O ‘profeta’ dos problemas sociais

Encontrar livros escritos por Ivan Fernandes Lima para consulta não é tarefa difícil. Basta ir ao Instituto Histórico e Geográfico de Alagoas (IHGAL) ou à Academia Alagoana de Letras (AAL) e solicitar no acervo. No caso dos artigos, a missão tem como endereço o Arquivo Público. Lá, basta ter paciência para encontrar os exemplares do Jornal de Alagoas e da Gazeta nos quais o geógrafo deixou registrados textos sobre diversos aspectos da geografia alagoana. Foram mais de cem deles que, a julgar pelos títulos, revelam o amplo panorama geográfico estudado por Ivan Fernandes Lima: Considerações Geográficas da Caatinga Alagoana, A Igaçaba Achada em Paripueira, A Herança Deixada pelos índios à Nomenclatura Alagoana, As Zonas Fisiográficas de Alagoas e Aspectos Geográficos do Amianto nas Alagoas, entre inúmeros outros.

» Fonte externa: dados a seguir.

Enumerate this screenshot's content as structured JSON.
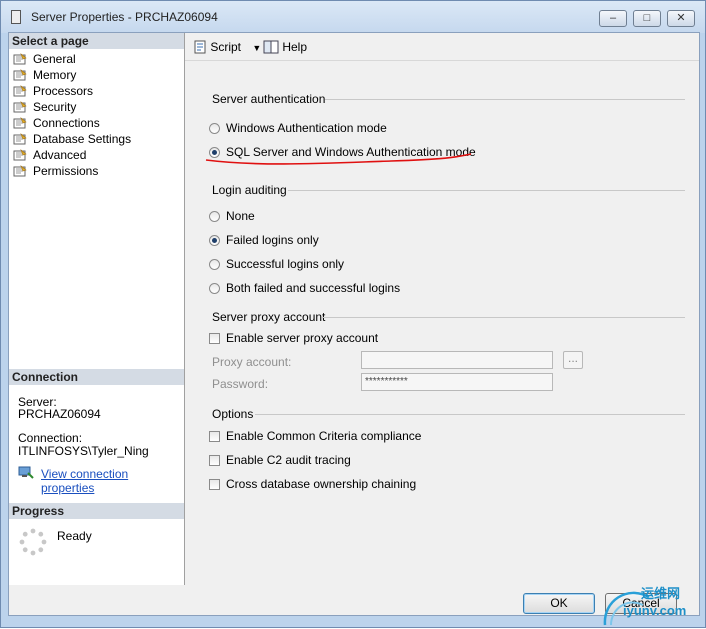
{
  "window": {
    "title": "Server Properties - PRCHAZ06094"
  },
  "left_panel": {
    "select_page_header": "Select a page",
    "pages": [
      {
        "label": "General"
      },
      {
        "label": "Memory"
      },
      {
        "label": "Processors"
      },
      {
        "label": "Security"
      },
      {
        "label": "Connections"
      },
      {
        "label": "Database Settings"
      },
      {
        "label": "Advanced"
      },
      {
        "label": "Permissions"
      }
    ],
    "connection_header": "Connection",
    "server_label": "Server:",
    "server_value": "PRCHAZ06094",
    "connection_label": "Connection:",
    "connection_value": "ITLINFOSYS\\Tyler_Ning",
    "view_link": "View connection properties",
    "progress_header": "Progress",
    "progress_status": "Ready"
  },
  "toolbar": {
    "script_label": "Script",
    "help_label": "Help"
  },
  "server_auth": {
    "title": "Server authentication",
    "options": [
      "Windows Authentication mode",
      "SQL Server and Windows Authentication mode"
    ],
    "selected": 1
  },
  "login_auditing": {
    "title": "Login auditing",
    "options": [
      "None",
      "Failed logins only",
      "Successful logins only",
      "Both failed and successful logins"
    ],
    "selected": 1
  },
  "proxy": {
    "title": "Server proxy account",
    "enable_label": "Enable server proxy account",
    "proxy_account_label": "Proxy account:",
    "proxy_account_value": "",
    "browse_label": "...",
    "password_label": "Password:",
    "password_value": "***********"
  },
  "options": {
    "title": "Options",
    "items": [
      "Enable Common Criteria compliance",
      "Enable C2 audit tracing",
      "Cross database ownership chaining"
    ]
  },
  "buttons": {
    "ok": "OK",
    "cancel": "Cancel"
  },
  "watermark": {
    "text_cn": "运维网",
    "text_en": "iyunv.com"
  },
  "colors": {
    "title_bar": "#c5d8ee",
    "link": "#1a4fbf",
    "annotation": "#e01010"
  }
}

Ao aliar o conhecimento erudito da geografia - construído ao longo de anos de dedicação e de estudo das obras de teóricos norte-americanos, franceses, alemães e brasileiros que se encontravam em sua volumosa biblioteca particular - a uma visão perspicaz do espaço em que estava inserido, Fernandes Lima previu com pelo menos quatro décadas de antecedência o problema do sururu em Maceió. Primeiro, num artigo de 1962 que apontava os danos já sofridos pelas lagoas Mundaú e Manguaba. Depois, em 1966, veio a série de artigos sobre "o drama do sururu alagoano". Por fim, o livreto Problema Geo-Sócio-Econômico-Político do Sururu Alagoano, lançado em 1979 e reimpresso no ano de 1994.

Sempre solicitado por geógrafos de outros estados que queriam saber mais sobre Alagoas, ele se equiparou aos mestres pernambucanos da ciência, como Manuel Correia de Andrade e Gilberto Osório e não encontrou equivalente em sua terra natal. "Era uma pessoa que estava articulada com os nomes da geografia no Brasil. Eu fiz mestrado e doutorado na Inglaterra e isso permite ter um dimensionamento melhor das pessoas aqui", assinala Lindemberg Medeiros, ao lembrar que Ivan Fernandes Lima era amigo pessoal de Aziz Nacib Ab'Saber, um dos maiores geógrafos brasileiros de todos os tempos.

Numa época em que o papel do geógrafo era fundamental para a realização de obras infraestruturantes em qualquer cidade, Fernandes Lima foi requisitado pelo Projeto Rondon, liderou discussões científicas e estudantis no Nordeste e foi um dos idealizadores do Conselho Estadual de Geografia de Alagoas, que hoje não mais existe.